En 2014, una usuaria compró 100 sandwiches de miga en el sitio de comercio electrónico Mercado Libre.
Nunca recibió su pedido, por lo que realizó una serie de reclamos para obtener “los datos reales del vendedor y la indemnización del daño producido por el incumplimiento contractual”.

Pero la plataforma denegó su solicitud.

La mujer demandó a Mercado Libre ante la Dirección General de Defensa y Protección al Consumidor, que en 2016 aplicó a la firma una multa de 30.000 pesos por infracción al artículo 4º de la ley 24.240, según informó el sitio web Iprofesional.

La compañía apeló a dicha sentencia.

La semana pasada, la Justicia porteña finalmente le dio la razón a la usuaria y rechazó el recurso de Mercado Libre.

A entender de la Sala I de la Cámara de Apelaciones en lo Contencioso Administrativo y Tributario tribunal el sitio web “no es ajeno a la relación de consumo ni a la ley” que rige en la materia.

En el fallo del 22 de junio, las juezas Mariana Díaz y Fabiana H. Schafrik y el juez Carlos F. Balbín consideraron que a la plataforma le cabe la ley de defensa del consumidor.  Díaz citó jurisprudencia al decir que Mercado Libre “interviene -y por ende es responsable– desde el mismo momento en que, creando apariencia, logra atraer para sí la confianza de sus clientes”, la cual “constituye la fuente primaria de sus obligaciones” y también “de sus ganancias”.

“Sea cual sea el argumento que se tome, no es discutible que Mercado Libre es un intermediario que integra una cadena comercial”, indicó Díaz en base al fallo de la Cámara Nacional en lo Civil, Sala “K”, en los autos “Claps, Enrique Martín y otro c/ Mercado Libre S.A. s/ daños y perjuicios”.

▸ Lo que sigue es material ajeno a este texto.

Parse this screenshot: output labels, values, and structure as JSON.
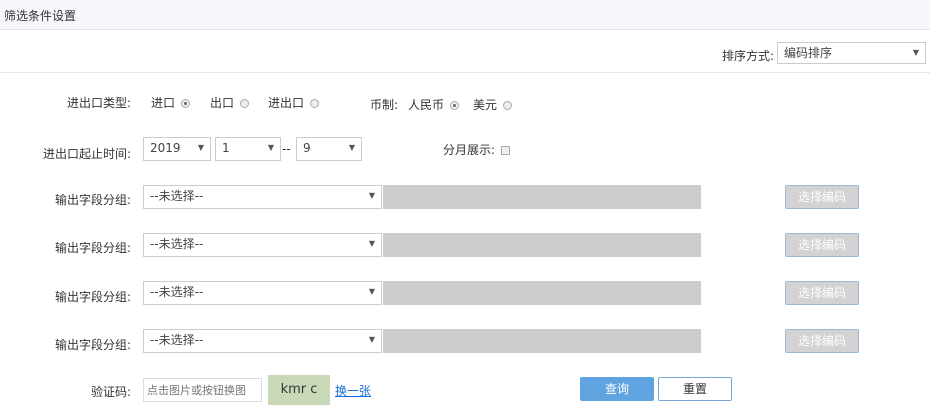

Con respecto a la multa de 30 mil pesos consideró que “aparece suficientemente motivada y no luce desproporcionada, si se tiene presente, tal como fue merituado por la autoridad de aplicación, su posición en el mercado y, asimismo, su carácter de reincidente”.

El juez Balbín argumentó en su voto al que adhirió Schafrik que “Mercado Libre S.A. no puede desconocer que, en su calidad de intermediario, se encuentra alcanzado por la Ley de Defensa del Consumidor”.

“A mayor abundamiento, cabe señalar que a través de ‘Mercado Pago’ se brinda un servicio al consumidor que también genera obligaciones para la recurrente en el marco de la Ley de Defensa del Consumidor”, ahondó.

Por otro lado, remarcó que la empresa demandada “tampoco logra demostrar que la transmisión al comprador de la información solicitada hubiese vulnerado un deber de confidencialidad sobre datos personales del vendedor”, argumentó Balbín. Y añadió: “No se vislumbran razones plausibles por las cuales el vendedor podría objetar que se suministre a quien contrató con él datos como su CUIL, o un domicilio al cual dirigir eventuales comunicaciones o reclamos”. “La negativa injustificada a suministrar información básica sobre el vendedor conspira contra la transparencia en el comercio electrónico y coloca al consumidor en una situación de mayor vulnerabilidad”, concluyó el magistrado.